En réalité, un compositeur n’est pas obligé d’utiliser toutes les notes d’une même gamme. Pour lui, une gamme est comme un menu dans lequel il peut choisir des notes.

Les gammes majeures et mineures sont certes les plus populaires, mais elles ne sont pas les seules dans le monde de la musique. N’ayez pas peur d’expérimenter en alternant les intervalles dans les gammes majeures et mineures. Remplacez un ton par un demi-ton ou inversement, et écoutez ce qui se passe. 

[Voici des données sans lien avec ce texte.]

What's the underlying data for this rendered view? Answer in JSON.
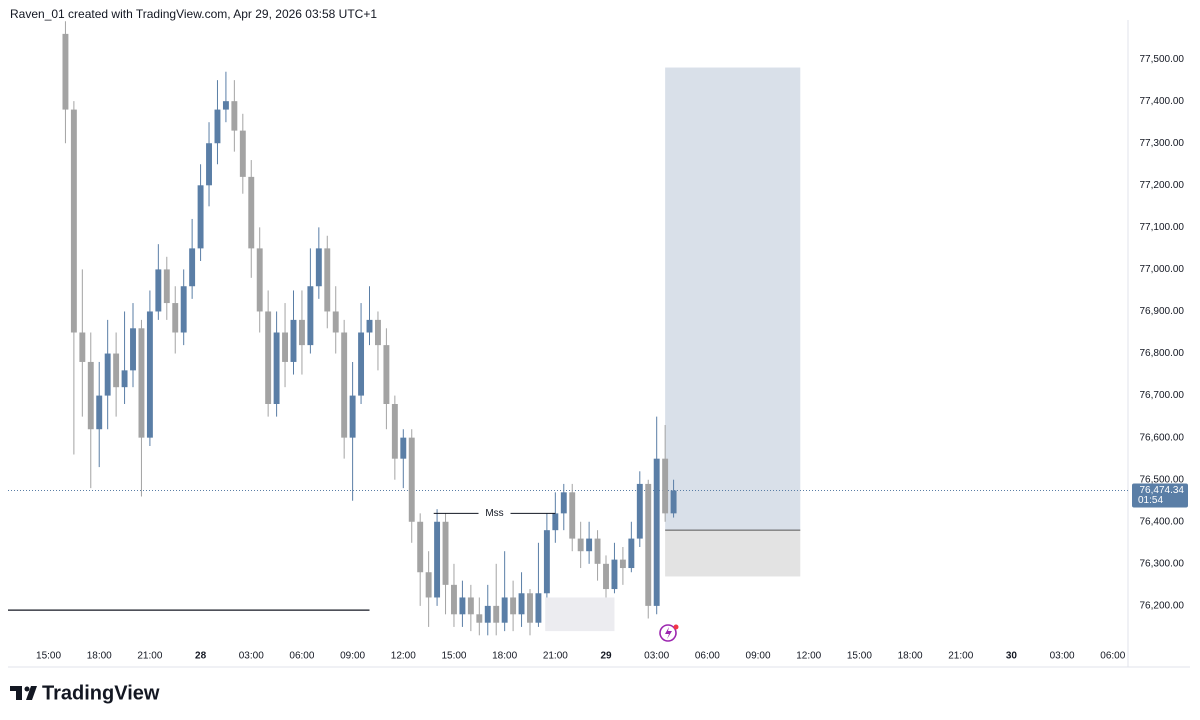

Cela créera une nouvelle gamme, ni majeure ni mineure. Certaines sonneront magnifiquement, d’autres de façon désagréable, et d’autres encore de manière exotique. Créer de nouvelles gammes est non seulement autorisé, mais aussi recommandé. Les nouvelles gammes donnent naissance à de nouvelles mélodies et harmonies. 

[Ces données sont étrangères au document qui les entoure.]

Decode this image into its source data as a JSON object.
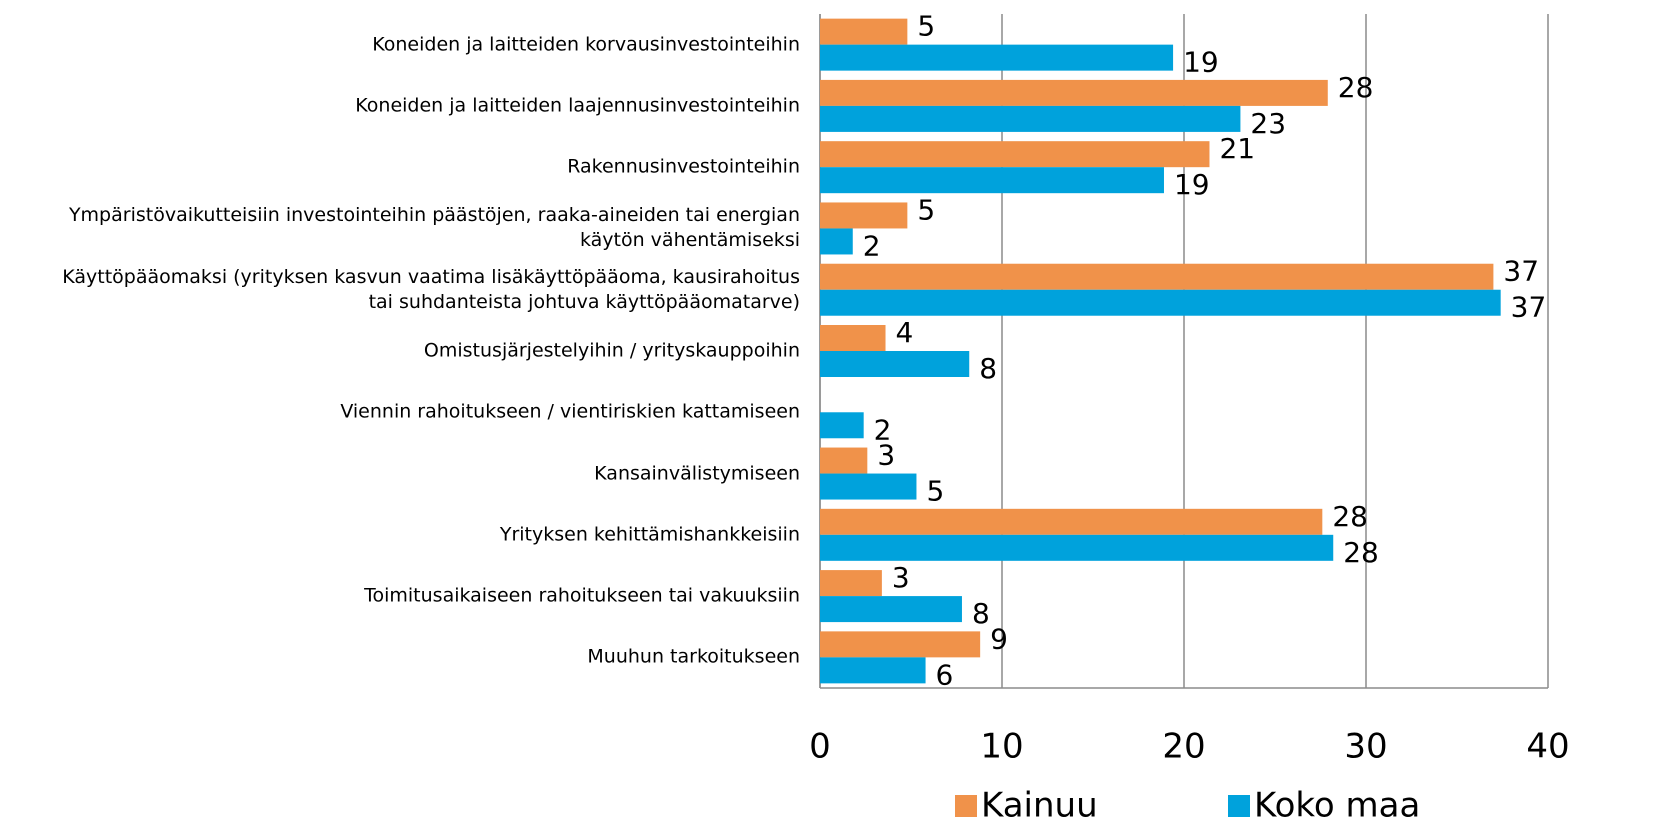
{
  "chart_data": {
    "type": "bar",
    "orientation": "horizontal",
    "categories": [
      "Koneiden ja laitteiden korvausinvestointeihin",
      "Koneiden ja laitteiden laajennusinvestointeihin",
      "Rakennusinvestointeihin",
      "Ympäristövaikutteisiin investointeihin päästöjen, raaka-aineiden tai energian\nkäytön vähentämiseksi",
      "Käyttöpääomaksi (yrityksen kasvun vaatima lisäkäyttöpääoma, kausirahoitus\ntai suhdanteista johtuva käyttöpääomatarve)",
      "Omistusjärjestelyihin / yrityskauppoihin",
      "Viennin rahoitukseen / vientiriskien kattamiseen",
      "Kansainvälistymiseen",
      "Yrityksen kehittämishankkeisiin",
      "Toimitusaikaiseen rahoitukseen tai vakuuksiin",
      "Muuhun tarkoitukseen"
    ],
    "series": [
      {
        "name": "Kainuu",
        "color": "#f0924a",
        "values": [
          4.8,
          27.9,
          21.4,
          4.8,
          37.0,
          3.6,
          null,
          2.6,
          27.6,
          3.4,
          8.8
        ],
        "value_labels": [
          "5",
          "28",
          "21",
          "5",
          "37",
          "4",
          null,
          "3",
          "28",
          "3",
          "9"
        ]
      },
      {
        "name": "Koko maa",
        "color": "#00a2dc",
        "values": [
          19.4,
          23.1,
          18.9,
          1.8,
          37.4,
          8.2,
          2.4,
          5.3,
          28.2,
          7.8,
          5.8
        ],
        "value_labels": [
          "19",
          "23",
          "19",
          "2",
          "37",
          "8",
          "2",
          "5",
          "28",
          "8",
          "6"
        ]
      }
    ],
    "xlim": [
      0,
      40
    ],
    "xticks": [
      0,
      10,
      20,
      30,
      40
    ],
    "grid": true,
    "legend": "bottom"
  }
}
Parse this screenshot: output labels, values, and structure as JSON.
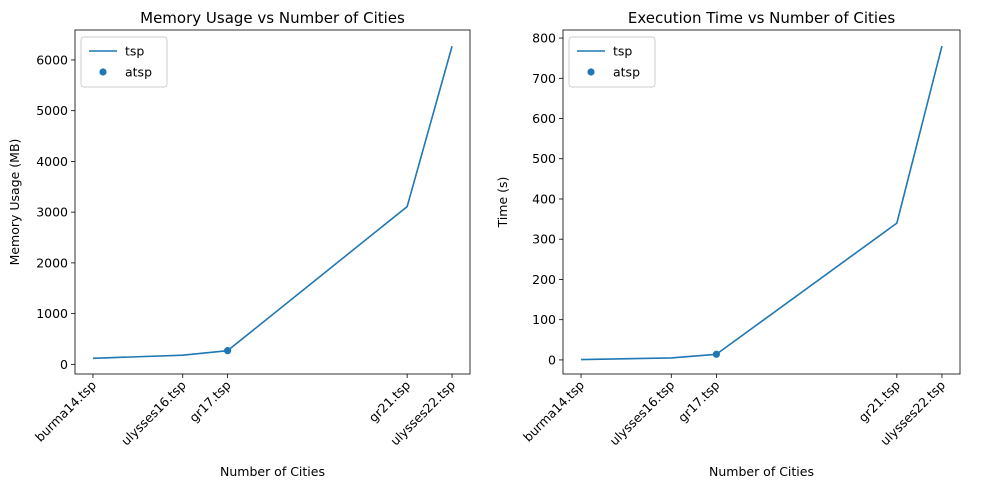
{
  "colors": {
    "series": "#1f77b4",
    "axis": "#000000",
    "background": "#ffffff",
    "legend_border": "#cccccc"
  },
  "chart_data": [
    {
      "type": "line",
      "title": "Memory Usage vs Number of Cities",
      "xlabel": "Number of Cities",
      "ylabel": "Memory Usage (MB)",
      "x": [
        14,
        16,
        17,
        21,
        22
      ],
      "x_tick_labels": [
        "burma14.tsp",
        "ulysses16.tsp",
        "gr17.tsp",
        "gr21.tsp",
        "ulysses22.tsp"
      ],
      "xlim": [
        13.6,
        22.4
      ],
      "ylim": [
        -190,
        6590
      ],
      "yticks": [
        0,
        1000,
        2000,
        3000,
        4000,
        5000,
        6000
      ],
      "series": [
        {
          "name": "tsp",
          "kind": "line",
          "x": [
            14,
            16,
            17,
            21,
            22
          ],
          "y": [
            120,
            180,
            270,
            3110,
            6270
          ]
        },
        {
          "name": "atsp",
          "kind": "scatter",
          "x": [
            17
          ],
          "y": [
            270
          ]
        }
      ],
      "legend": "top-left",
      "grid": false
    },
    {
      "type": "line",
      "title": "Execution Time vs Number of Cities",
      "xlabel": "Number of Cities",
      "ylabel": "Time (s)",
      "x": [
        14,
        16,
        17,
        21,
        22
      ],
      "x_tick_labels": [
        "burma14.tsp",
        "ulysses16.tsp",
        "gr17.tsp",
        "gr21.tsp",
        "ulysses22.tsp"
      ],
      "xlim": [
        13.6,
        22.4
      ],
      "ylim": [
        -35,
        820
      ],
      "yticks": [
        0,
        100,
        200,
        300,
        400,
        500,
        600,
        700,
        800
      ],
      "series": [
        {
          "name": "tsp",
          "kind": "line",
          "x": [
            14,
            16,
            17,
            21,
            22
          ],
          "y": [
            1,
            5,
            14,
            340,
            780
          ]
        },
        {
          "name": "atsp",
          "kind": "scatter",
          "x": [
            17
          ],
          "y": [
            14
          ]
        }
      ],
      "legend": "top-left",
      "grid": false
    }
  ]
}
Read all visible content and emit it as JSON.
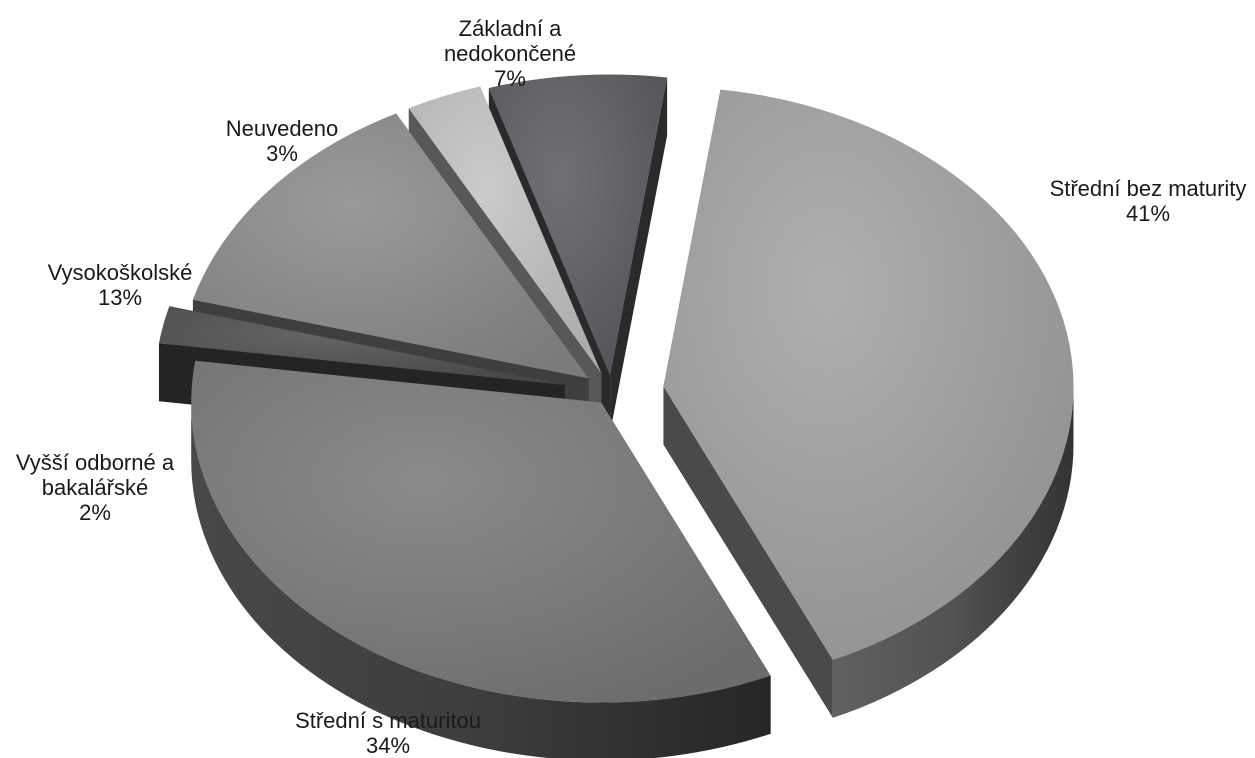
{
  "chart_data": {
    "type": "pie",
    "title": "",
    "slices": [
      {
        "label_lines": [
          "Střední bez maturity"
        ],
        "value": 41,
        "value_label": "41%",
        "color": "#a4a4a4"
      },
      {
        "label_lines": [
          "Střední s maturitou"
        ],
        "value": 34,
        "value_label": "34%",
        "color": "#7b7b7b"
      },
      {
        "label_lines": [
          "Vyšší odborné a",
          "bakalářské"
        ],
        "value": 2,
        "value_label": "2%",
        "color": "#505050"
      },
      {
        "label_lines": [
          "Vysokoškolské"
        ],
        "value": 13,
        "value_label": "13%",
        "color": "#8c8c8c"
      },
      {
        "label_lines": [
          "Neuvedeno"
        ],
        "value": 3,
        "value_label": "3%",
        "color": "#c4c4c4"
      },
      {
        "label_lines": [
          "Základní a",
          "nedokončené"
        ],
        "value": 7,
        "value_label": "7%",
        "color": "#5d5e61"
      }
    ],
    "style": "3d-exploded",
    "legend": "none"
  }
}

Les musiciens expérimentent les intervalles depuis les débuts de la musique. Bien que la plupart des gammes expérimentales ne soient pas devenues aussi populaires que les gammes majeures et mineures, certaines sont utilisées dans divers styles musicaux comme base mélodique. 

Et pour finir, voici quelques exemples de musique intéressante en tonalités mineures.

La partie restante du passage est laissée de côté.